1 Department of Biochemistry and Molecular Biology, University of Florida, Gainesville, FL 32610, USA
2 Department of Pathology and Experimental Medicine, University of Florida, Gainesville, FL 32610, USA
3 Macromolecular Crystallography Laboratory, National Cancer Institute, Frederick, MD 21702, USA
Citation and License
Genome Biology 2002, 3:reviews3006-reviews3006.7 doi:10.1186/gb-2002-3-4-reviews3006Published: 26 March 2002
The proteases of retroviruses, such as leukemia viruses, immunodeficiency viruses (including the human immunodeficiency virus, HIV), infectious anemia viruses, and mammary tumor viruses, form a family with the proteases encoded by several retrotransposons in Drosophila and yeast and endogenous viral sequences in primates.
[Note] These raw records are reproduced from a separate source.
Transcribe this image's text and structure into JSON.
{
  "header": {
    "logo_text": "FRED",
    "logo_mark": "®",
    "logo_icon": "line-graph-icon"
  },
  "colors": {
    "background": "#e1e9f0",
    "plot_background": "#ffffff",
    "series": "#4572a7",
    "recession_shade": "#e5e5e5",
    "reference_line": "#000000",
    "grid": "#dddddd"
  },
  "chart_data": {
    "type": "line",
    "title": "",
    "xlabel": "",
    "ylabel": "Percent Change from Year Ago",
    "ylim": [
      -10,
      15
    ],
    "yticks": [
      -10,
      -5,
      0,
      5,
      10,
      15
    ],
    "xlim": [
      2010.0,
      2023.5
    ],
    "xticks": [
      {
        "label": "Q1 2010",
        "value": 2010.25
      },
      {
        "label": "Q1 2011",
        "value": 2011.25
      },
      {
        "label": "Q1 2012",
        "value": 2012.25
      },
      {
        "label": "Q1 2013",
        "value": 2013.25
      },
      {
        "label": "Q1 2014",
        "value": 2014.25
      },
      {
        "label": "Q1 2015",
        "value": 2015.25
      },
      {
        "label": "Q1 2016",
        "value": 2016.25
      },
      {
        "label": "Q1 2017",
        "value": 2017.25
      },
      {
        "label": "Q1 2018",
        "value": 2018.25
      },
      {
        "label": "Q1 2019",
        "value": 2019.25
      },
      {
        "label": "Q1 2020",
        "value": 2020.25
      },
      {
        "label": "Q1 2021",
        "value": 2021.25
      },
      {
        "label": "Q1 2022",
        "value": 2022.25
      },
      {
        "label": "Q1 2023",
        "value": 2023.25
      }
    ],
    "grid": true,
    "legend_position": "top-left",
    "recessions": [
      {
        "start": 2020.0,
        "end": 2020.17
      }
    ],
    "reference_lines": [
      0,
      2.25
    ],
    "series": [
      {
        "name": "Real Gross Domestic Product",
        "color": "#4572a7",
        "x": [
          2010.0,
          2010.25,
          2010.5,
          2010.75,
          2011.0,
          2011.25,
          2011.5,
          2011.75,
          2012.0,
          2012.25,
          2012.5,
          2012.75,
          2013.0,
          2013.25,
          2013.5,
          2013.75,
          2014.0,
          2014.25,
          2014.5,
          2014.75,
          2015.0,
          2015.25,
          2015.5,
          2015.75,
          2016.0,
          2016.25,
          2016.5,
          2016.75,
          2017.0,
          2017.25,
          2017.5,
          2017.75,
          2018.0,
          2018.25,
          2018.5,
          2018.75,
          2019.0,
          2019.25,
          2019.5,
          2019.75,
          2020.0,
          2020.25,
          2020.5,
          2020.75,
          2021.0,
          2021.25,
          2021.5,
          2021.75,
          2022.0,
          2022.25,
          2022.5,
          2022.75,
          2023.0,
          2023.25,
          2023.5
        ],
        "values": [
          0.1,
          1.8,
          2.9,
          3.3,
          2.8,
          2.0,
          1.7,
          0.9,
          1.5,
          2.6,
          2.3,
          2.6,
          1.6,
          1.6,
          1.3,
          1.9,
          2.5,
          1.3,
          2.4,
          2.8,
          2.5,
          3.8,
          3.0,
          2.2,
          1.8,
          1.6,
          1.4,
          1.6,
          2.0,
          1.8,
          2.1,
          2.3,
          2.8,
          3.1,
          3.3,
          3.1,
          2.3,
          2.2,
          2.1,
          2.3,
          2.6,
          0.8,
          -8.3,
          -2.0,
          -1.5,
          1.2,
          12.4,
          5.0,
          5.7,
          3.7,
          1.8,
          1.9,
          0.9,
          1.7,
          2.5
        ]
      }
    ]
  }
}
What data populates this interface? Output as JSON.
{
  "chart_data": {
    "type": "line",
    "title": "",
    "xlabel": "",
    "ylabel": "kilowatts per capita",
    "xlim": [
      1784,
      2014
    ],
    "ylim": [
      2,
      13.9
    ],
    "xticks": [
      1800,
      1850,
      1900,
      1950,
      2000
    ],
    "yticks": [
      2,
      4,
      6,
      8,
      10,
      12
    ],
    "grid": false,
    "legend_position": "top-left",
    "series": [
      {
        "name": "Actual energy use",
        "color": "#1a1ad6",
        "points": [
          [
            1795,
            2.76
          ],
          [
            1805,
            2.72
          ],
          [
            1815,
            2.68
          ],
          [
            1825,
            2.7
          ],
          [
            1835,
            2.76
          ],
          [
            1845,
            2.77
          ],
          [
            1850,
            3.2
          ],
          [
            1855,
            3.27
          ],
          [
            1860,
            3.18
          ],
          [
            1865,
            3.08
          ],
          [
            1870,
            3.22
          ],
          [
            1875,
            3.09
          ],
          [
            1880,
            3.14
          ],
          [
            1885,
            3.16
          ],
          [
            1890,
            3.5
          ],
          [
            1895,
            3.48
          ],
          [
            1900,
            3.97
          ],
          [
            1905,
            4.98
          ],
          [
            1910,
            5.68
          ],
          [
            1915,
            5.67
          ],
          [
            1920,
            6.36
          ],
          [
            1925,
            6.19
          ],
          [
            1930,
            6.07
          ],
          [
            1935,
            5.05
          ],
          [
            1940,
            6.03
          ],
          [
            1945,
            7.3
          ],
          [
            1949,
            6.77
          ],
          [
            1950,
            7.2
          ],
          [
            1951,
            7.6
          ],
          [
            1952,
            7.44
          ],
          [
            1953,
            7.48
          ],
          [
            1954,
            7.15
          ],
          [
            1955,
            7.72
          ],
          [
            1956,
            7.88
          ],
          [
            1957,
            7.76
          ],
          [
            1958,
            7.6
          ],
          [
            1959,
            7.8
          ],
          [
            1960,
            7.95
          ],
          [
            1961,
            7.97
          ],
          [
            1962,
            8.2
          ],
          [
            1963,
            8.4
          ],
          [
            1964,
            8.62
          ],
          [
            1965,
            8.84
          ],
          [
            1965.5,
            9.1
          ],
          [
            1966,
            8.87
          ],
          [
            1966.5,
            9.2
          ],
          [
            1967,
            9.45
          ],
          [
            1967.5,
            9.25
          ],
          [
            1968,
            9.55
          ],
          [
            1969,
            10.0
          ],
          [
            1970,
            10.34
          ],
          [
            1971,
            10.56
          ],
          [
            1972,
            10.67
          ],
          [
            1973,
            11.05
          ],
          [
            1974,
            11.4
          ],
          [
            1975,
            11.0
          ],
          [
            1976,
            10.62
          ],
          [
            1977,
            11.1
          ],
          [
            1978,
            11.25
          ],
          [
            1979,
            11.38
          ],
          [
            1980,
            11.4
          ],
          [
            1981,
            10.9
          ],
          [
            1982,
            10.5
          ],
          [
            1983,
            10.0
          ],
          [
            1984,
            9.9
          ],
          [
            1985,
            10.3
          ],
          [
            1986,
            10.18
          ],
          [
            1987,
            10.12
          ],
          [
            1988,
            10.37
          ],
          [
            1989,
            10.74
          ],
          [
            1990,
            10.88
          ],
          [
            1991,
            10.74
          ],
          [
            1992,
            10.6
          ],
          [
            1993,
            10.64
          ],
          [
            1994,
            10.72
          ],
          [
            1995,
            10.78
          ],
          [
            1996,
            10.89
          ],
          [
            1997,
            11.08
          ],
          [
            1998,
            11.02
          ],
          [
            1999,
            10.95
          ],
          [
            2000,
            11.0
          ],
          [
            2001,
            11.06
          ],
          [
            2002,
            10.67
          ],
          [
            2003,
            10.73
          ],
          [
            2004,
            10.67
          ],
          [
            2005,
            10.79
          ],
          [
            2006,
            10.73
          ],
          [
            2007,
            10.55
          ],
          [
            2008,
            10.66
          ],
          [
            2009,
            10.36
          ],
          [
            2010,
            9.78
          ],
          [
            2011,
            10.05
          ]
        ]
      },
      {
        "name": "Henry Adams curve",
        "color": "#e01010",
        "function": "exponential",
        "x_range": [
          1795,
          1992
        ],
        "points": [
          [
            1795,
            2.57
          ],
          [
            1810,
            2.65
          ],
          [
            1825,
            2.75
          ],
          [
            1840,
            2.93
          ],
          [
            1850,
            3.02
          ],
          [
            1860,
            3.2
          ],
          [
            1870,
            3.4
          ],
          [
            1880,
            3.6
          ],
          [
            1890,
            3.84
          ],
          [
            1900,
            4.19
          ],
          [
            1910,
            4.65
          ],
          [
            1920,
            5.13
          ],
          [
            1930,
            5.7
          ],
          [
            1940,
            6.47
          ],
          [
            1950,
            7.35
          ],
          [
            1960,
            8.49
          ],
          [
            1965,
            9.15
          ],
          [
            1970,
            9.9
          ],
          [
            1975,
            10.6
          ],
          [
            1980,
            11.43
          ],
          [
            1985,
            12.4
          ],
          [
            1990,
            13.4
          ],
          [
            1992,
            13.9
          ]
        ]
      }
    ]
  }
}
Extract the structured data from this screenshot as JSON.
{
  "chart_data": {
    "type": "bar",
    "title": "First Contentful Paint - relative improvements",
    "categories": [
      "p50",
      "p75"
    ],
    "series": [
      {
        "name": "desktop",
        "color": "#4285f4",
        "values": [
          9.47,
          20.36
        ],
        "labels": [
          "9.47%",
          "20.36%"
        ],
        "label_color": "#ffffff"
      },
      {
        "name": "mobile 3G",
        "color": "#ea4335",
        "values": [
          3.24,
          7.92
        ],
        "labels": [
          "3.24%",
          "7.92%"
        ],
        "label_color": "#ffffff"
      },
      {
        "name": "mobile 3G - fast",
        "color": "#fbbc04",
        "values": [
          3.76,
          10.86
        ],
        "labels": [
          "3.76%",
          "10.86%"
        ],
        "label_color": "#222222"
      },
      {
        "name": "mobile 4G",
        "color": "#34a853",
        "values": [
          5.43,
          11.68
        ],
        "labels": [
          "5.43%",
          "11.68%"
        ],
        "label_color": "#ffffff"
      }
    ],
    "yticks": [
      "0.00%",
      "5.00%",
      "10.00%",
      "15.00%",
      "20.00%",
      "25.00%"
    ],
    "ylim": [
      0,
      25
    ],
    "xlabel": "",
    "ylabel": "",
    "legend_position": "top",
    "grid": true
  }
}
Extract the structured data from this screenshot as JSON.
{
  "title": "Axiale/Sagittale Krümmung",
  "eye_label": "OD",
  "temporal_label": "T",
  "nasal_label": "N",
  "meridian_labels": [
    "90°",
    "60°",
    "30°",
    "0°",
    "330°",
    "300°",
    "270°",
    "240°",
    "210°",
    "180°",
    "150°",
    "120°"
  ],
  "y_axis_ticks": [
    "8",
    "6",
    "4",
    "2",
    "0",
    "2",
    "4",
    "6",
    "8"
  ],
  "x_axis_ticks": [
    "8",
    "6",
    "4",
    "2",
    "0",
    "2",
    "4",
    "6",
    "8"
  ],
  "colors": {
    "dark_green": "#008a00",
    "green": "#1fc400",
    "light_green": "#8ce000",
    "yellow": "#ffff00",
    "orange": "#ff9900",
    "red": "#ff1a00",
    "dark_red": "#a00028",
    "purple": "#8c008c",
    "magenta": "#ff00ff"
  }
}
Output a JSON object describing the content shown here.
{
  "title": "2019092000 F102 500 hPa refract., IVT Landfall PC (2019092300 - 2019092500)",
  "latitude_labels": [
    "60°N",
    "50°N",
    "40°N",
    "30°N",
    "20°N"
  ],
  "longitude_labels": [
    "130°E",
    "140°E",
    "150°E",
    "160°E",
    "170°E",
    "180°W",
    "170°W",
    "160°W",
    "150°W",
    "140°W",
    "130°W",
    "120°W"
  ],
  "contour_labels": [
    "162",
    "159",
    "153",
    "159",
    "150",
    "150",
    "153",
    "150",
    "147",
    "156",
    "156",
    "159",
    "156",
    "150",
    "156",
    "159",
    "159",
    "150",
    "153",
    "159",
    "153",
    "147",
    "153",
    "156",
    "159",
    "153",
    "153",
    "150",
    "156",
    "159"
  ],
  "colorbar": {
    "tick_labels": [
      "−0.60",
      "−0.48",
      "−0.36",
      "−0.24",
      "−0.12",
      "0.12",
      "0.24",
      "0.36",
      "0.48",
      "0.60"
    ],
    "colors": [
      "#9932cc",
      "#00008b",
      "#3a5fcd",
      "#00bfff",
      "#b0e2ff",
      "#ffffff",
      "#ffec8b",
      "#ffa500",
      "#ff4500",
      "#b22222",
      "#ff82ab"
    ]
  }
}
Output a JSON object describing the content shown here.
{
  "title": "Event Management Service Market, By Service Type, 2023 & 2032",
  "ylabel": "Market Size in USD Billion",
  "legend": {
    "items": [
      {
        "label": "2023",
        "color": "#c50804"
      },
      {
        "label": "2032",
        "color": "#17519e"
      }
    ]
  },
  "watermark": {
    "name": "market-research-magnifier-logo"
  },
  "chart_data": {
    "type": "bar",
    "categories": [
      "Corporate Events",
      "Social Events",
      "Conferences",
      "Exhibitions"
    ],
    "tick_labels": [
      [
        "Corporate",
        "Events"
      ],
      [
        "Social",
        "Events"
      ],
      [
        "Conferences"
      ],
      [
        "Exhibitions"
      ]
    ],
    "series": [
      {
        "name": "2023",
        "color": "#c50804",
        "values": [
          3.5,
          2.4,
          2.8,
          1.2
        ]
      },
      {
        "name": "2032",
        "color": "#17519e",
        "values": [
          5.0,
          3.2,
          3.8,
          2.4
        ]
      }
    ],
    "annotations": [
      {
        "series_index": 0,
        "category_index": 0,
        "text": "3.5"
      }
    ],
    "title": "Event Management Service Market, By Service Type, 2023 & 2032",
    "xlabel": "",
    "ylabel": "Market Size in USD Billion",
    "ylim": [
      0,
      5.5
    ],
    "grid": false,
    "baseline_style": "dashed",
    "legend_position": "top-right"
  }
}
Retroviral proteases are key enzymes in viral propagation and are initially synthesized with other viral proteins as polyprotein precursors that are subsequently cleaved by the viral protease activity at specific sites to produce mature, functional units. Active retroviral proteases are homodimers, with each dimer structurally related to the larger class of single-chain aspartic peptidases. Each monomer has four structural elements: two distinct hairpin loops, a wide loop containing the catalytic aspartic acid and an α helix. Retroviral gene sequences can vary between infected individuals, and mutations affecting the binding cleft of the protease or the substrate cleavage sites can alter the response of the virus to therapeutic drugs. The need to develop new drugs against HIV will continue to be, to a large extent, the driving force behind further characterization of retroviral proteases.